Lies and Explanations About North Korea

The BBC World News reported recently on North Korea's devastating food shortage problem. Some 6 million human beings are at the brink of starvation there!

In this report viewers were told that the World Food Programme, a United Nations agency, stated that "the food shortages are due to a decline of donations." Now there is a distortion if one has ever run across one. It is a distortion by the World Food Programme and by BBC World News. With such official United Nations–sanctioned declarations and media reports it is very doubtful that the actual causes of the food shortages in North Korea – or anywhere else for that matter – will be seriously investigated and remedied.

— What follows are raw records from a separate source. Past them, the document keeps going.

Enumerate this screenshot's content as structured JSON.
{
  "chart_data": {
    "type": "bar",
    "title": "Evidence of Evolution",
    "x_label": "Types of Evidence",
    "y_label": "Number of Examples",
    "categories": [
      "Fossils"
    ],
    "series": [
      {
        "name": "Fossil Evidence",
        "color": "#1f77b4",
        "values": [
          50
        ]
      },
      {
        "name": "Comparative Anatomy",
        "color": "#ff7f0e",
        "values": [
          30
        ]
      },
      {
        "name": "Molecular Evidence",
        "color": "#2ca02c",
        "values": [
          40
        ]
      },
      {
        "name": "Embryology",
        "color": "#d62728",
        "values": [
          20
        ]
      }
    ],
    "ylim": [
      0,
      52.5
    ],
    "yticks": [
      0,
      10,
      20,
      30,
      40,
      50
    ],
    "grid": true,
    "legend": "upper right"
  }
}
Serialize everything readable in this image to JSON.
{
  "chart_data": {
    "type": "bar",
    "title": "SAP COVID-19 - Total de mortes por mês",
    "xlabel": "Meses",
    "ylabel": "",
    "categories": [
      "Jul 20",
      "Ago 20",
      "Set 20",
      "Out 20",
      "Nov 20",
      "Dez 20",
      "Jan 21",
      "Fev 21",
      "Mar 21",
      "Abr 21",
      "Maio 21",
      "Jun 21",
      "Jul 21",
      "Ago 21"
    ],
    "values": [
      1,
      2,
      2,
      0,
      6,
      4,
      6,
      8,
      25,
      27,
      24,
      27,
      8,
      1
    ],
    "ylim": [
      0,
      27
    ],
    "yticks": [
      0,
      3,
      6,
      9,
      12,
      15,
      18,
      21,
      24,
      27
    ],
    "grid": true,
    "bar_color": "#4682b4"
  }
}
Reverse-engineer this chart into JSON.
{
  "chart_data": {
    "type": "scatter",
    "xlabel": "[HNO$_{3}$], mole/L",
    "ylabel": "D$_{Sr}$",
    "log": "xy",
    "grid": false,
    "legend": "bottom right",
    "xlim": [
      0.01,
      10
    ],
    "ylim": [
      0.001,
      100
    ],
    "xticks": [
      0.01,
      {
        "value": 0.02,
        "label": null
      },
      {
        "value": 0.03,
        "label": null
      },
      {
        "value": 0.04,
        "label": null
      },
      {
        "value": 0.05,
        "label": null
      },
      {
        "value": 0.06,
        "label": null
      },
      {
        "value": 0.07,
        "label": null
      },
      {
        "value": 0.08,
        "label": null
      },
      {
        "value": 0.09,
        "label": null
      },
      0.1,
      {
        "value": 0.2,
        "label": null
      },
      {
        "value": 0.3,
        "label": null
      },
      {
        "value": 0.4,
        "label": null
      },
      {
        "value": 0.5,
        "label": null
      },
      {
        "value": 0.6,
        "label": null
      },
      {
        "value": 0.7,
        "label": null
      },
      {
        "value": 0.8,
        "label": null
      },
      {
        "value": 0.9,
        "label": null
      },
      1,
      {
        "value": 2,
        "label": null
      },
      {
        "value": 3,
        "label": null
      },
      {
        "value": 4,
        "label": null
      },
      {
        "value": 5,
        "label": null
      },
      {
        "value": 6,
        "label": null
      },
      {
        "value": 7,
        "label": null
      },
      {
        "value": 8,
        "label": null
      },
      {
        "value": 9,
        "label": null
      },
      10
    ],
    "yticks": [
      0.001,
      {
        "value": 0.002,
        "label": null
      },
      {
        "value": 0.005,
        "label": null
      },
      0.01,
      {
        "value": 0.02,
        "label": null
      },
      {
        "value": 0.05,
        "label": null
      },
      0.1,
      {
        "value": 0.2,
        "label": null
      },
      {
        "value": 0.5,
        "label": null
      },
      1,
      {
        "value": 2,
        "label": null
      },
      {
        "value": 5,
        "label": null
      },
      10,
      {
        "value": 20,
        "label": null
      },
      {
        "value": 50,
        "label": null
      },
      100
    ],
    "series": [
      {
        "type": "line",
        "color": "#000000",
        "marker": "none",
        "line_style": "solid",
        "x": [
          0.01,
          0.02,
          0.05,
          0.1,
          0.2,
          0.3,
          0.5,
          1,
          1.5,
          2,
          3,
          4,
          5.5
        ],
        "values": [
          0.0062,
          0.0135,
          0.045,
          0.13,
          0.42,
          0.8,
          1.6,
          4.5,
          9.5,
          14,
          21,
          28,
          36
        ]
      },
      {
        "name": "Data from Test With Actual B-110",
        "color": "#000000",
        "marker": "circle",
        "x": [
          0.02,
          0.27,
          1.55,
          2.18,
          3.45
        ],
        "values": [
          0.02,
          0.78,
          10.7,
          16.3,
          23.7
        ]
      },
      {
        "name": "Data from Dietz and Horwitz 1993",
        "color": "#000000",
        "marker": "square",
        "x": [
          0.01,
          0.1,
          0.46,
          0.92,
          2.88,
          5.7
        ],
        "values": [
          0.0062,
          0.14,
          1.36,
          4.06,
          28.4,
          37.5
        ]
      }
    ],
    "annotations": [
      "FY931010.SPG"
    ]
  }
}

In fact, of course, North Korea's food shortages have absolutely nothing to do with the lack of donations. If there are shortages of food anywhere in the world, they have to do with the lack of food production. Donations of food may be relevant in cases of emergency shortfalls that are caused by, say, extreme draught or other natural disasters. To blame lack of donations is akin to blaming the death of a man who is murdered by another on the people who were not there, busy living their own precious lives, to save him from the murderer!

North Korean is not suffering from any natural disaster. It is suffering, instead, from colossal political-economic disaster. And by the UN World Food Programme's failure to identify this as the truth of the matter, this agency, as well as the UN itself, is perpetuating a gross myth that the kind of regime that we find in North Korea is innocent of any wrong doing and, furthermore, that it is people in other countries who are responsible for the starvation of the North Korean population.

How can it be that major international agencies and news services are so eager to hide the full responsibility of the political system of North Korea for its murderous policies? How is it that even after the collapse of the Soviet Union's catastrophic experiment with centrally planned socialism, the horrible famine brought about by the same system in the People's Republic of China, modern officialdom is still hell bent on trying to make respectable the Leftist ideology responsible for it all?

Perhaps we see here the not too subtle workings of academic multiculturalism, the doctrine that proclaims that no matter what kind of system of government or political economy guides a country's public policies, criticism of that system, even if it brings forth the death of millions, must be suppressed because, well, no one can know what system is right and all are equally valid. This is the kind of story we get from some of today's most prominent social philosophers, for example, the radical pragmatist Richard Rorty. Rorty declared a while back, in a piece for The New Republic in July 1, 1991, that no one can tell whether any system is right or wrong. As he put it, "Non-metaphysicians [such as Rorty and other right thinking sorts] cannot say that democratic institutions reflect a moral reality and that tyrannical regimes do not reflect one, that tyrannies get something wrong that democratic societies get right."

Oh no? Well, I bet that political economic systems and public policies that contribute to the starvation of 6 million North Koreans can confidently be said to "get something wrong." But unless officialdom wakes up to this fact and begins to spread the news everywhere that North Korea's centrally planned socialist-communist system is responsible for the starvation there, not the lack of donations, this fact will remain obscured by disinformation.

Still, multiculturalism isn't the full explanation for this terrible negligence about the viciousness of the North Korean system. Indeed, arguably, multiculturalism is itself a pretense, a way to disguise a deadly bias among many intellectuals. After all, these same people who think there is nothing objectively better about capitalism as opposed to socialism do not make this claim when it comes to racism, sexism or Nazism. They did not argue, when South Africa still had a system of apartheid, that this institution was just as good as one that left blacks free.

Instead, the problem is that the bulk of the officials running the World Food Programme and the UN itself are faithful central planners, statists, and North Korea is, in fact, merely a dream gone awry for them, a dream that, nonetheless, must not be disparaged.